The Orpheum Dresden is an event hall, the oldest ballroom in the Äußere Neustadt district of Dresden, Germany.

==Description==
The ballroom is located in a four-story Gründerzeit house, in which shops are also present, at Kamenzer road 19, Äußere Neustadt. The entrance leads through a passage to a room of nearly 400 m2 that is not discernible from the outside. The interior is a historical landmark, with all the original fixtures extant, including the stage area, galleries, a double helix staircase, a skylight, and cast-iron columns. Also visible are old stucco ornamentations and various wall and ceiling paintings.

==History==
The hall was established in 1873, and originally included the section that is now an apartment block.
The hall was popular for dances and meetings, but the decrease in the social significance of balls and the simultaneous advent of cinema led to the closure of the hall in 1932. Noise pollution was also a concern of local residents.

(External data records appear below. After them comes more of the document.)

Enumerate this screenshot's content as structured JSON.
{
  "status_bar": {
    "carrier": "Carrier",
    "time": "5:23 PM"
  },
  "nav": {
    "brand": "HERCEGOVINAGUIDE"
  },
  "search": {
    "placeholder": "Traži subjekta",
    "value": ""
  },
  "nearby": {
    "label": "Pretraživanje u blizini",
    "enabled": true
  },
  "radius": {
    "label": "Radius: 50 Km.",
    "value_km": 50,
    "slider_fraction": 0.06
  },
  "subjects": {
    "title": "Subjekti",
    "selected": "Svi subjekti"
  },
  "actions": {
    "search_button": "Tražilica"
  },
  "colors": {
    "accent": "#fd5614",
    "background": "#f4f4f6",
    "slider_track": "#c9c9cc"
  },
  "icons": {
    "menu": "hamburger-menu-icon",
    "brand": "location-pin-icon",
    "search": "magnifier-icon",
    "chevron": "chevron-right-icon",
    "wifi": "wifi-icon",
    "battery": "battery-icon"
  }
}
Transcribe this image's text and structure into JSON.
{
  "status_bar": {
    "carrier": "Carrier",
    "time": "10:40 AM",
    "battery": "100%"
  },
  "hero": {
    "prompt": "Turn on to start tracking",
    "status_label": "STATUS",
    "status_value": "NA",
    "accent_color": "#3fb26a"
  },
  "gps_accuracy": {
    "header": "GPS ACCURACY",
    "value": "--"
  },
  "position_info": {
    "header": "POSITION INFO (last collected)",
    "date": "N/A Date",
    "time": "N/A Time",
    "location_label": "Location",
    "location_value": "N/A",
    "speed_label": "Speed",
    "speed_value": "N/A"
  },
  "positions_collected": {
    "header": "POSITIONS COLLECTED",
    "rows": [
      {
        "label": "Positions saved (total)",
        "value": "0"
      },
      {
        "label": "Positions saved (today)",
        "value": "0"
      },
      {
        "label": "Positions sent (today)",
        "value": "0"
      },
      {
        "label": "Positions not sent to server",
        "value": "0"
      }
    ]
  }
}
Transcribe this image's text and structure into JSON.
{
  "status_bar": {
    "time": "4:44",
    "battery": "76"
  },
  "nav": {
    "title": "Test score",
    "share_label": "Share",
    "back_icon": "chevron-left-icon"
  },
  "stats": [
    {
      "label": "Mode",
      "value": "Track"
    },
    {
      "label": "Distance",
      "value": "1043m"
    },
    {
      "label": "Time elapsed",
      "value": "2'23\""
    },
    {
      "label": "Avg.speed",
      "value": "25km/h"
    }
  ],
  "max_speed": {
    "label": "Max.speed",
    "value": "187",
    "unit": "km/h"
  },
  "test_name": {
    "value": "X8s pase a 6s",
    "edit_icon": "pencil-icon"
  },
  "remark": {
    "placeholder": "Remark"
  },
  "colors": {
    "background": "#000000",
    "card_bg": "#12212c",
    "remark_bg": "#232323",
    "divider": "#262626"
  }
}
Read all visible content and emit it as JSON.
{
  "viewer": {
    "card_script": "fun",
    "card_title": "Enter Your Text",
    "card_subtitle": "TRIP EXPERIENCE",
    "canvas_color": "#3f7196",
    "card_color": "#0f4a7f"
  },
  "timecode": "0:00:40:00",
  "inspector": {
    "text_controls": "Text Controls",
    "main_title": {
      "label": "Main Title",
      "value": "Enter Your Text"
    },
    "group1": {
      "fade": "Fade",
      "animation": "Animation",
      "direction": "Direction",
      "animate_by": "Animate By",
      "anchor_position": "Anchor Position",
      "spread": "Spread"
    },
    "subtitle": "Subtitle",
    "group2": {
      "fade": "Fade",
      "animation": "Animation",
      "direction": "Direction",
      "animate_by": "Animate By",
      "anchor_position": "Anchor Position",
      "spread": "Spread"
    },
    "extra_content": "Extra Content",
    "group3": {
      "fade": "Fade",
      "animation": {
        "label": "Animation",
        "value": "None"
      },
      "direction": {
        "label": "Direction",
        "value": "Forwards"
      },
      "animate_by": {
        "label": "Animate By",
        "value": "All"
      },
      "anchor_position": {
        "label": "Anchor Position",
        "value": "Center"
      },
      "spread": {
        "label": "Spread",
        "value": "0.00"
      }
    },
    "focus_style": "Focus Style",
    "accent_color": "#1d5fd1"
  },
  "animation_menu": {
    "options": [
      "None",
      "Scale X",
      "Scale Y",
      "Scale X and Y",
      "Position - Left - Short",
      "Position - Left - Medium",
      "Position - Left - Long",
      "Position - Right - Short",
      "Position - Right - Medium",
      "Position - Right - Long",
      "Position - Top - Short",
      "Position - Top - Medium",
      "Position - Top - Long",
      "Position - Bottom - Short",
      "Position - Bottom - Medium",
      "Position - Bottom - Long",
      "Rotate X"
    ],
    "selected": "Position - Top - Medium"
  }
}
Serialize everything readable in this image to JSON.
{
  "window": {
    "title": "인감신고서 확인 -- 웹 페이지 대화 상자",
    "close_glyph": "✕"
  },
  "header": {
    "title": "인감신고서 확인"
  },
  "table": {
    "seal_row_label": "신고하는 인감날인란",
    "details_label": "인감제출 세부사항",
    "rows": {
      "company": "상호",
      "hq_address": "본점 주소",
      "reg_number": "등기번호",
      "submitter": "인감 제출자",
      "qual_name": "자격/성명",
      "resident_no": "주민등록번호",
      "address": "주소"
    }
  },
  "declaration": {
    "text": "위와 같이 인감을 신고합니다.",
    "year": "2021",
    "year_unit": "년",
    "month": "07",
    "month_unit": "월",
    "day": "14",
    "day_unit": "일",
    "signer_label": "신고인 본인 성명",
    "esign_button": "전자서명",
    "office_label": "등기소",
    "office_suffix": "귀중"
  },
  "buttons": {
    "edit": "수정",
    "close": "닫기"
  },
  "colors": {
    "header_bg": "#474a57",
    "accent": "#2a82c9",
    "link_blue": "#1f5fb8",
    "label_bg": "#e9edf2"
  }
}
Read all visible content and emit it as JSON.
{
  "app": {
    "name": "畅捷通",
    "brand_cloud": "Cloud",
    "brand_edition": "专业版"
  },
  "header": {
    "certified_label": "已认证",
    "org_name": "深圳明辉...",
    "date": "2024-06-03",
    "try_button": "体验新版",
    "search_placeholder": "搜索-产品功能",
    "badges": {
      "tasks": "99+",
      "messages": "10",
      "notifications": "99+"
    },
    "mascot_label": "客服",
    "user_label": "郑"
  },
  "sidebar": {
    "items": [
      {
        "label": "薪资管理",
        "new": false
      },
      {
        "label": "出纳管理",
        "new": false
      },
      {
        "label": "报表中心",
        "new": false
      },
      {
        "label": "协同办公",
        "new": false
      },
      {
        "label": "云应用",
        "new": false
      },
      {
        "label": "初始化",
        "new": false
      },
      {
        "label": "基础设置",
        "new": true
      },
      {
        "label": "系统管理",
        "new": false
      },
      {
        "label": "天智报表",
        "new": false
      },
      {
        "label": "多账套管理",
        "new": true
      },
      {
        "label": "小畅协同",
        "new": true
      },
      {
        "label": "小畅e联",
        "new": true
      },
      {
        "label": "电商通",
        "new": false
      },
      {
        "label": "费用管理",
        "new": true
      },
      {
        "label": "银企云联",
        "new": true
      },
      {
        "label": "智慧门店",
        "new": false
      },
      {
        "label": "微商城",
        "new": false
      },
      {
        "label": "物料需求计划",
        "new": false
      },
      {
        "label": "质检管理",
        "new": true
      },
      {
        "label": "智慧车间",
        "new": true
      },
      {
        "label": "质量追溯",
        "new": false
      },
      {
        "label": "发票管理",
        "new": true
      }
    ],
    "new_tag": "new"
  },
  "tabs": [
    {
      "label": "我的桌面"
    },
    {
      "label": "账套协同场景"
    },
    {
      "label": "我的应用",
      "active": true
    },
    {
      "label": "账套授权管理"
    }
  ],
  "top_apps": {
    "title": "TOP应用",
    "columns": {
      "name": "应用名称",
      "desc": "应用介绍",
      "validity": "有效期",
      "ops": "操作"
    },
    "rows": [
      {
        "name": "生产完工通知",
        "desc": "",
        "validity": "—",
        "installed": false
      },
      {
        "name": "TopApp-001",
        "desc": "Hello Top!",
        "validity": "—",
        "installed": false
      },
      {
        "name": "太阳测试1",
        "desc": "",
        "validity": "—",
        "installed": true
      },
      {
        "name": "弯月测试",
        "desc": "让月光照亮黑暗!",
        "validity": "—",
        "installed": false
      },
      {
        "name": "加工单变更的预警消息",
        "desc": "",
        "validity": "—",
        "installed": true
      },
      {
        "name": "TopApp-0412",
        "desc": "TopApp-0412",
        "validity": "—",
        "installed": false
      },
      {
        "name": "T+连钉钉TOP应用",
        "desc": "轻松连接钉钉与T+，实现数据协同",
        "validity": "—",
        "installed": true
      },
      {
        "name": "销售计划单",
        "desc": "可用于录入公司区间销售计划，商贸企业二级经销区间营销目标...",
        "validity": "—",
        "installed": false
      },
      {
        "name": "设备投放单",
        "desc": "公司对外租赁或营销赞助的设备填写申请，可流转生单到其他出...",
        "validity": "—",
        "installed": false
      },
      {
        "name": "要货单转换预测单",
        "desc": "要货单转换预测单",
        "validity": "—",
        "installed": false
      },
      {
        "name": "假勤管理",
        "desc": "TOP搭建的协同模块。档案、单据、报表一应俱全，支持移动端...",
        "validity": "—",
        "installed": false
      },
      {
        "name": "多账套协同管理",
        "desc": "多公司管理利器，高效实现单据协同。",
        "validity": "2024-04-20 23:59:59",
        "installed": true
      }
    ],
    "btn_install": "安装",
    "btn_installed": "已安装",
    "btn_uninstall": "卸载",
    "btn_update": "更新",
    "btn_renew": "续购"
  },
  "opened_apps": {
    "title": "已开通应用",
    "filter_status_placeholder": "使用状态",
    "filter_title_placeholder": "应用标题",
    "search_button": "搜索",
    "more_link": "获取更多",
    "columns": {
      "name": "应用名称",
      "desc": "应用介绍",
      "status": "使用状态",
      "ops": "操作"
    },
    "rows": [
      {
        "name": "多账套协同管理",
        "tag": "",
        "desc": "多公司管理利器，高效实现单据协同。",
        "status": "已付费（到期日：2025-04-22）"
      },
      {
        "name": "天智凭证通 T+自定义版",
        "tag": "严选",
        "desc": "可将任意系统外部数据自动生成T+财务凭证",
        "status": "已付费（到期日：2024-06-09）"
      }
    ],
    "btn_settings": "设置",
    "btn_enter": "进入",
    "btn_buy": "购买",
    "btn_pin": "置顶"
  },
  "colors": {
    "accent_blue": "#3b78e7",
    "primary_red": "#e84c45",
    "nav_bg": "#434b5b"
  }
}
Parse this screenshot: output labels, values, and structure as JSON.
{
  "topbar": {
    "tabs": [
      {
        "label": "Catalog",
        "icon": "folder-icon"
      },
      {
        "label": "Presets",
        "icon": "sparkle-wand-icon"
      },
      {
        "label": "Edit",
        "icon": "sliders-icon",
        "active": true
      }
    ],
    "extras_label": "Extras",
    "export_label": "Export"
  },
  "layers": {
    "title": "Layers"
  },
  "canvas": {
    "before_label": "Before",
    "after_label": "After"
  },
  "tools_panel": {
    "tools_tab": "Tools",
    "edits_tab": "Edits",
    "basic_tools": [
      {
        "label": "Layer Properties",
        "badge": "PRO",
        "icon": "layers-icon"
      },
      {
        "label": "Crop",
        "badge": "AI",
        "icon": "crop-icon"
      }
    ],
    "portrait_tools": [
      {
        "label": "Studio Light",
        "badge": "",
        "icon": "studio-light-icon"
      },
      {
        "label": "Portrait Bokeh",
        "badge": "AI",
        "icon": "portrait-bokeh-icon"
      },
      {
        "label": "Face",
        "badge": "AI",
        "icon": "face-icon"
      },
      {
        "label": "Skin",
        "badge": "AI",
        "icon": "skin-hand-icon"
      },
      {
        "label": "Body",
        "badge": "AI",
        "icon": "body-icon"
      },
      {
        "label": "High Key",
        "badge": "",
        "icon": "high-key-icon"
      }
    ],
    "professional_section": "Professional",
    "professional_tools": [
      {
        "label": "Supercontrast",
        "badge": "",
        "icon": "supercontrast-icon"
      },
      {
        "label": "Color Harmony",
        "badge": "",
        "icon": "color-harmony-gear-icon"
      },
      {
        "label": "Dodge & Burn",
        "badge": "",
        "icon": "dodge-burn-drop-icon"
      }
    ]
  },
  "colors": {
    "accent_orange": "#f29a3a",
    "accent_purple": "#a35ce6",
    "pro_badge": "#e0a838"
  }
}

From 1936 to 1996 the hall served as a piano workshop for the Thierbach brothers ("Piano Thierbach"), which kept the building from complete decay. After that company moved to the nearby Bohemian Street, the Orpheum was largely restored to its original condition for its 125th anniversary in 1998. The west side of the building was remodeled for better lighting. The stage was removed and replaced by a glass facade, two stories high, encompassing the entire width of the room. After the renovations were complete, the hall was first used as an architectural office, and then as an exhibition and concert hall. Since May 2010 it is a coworking space.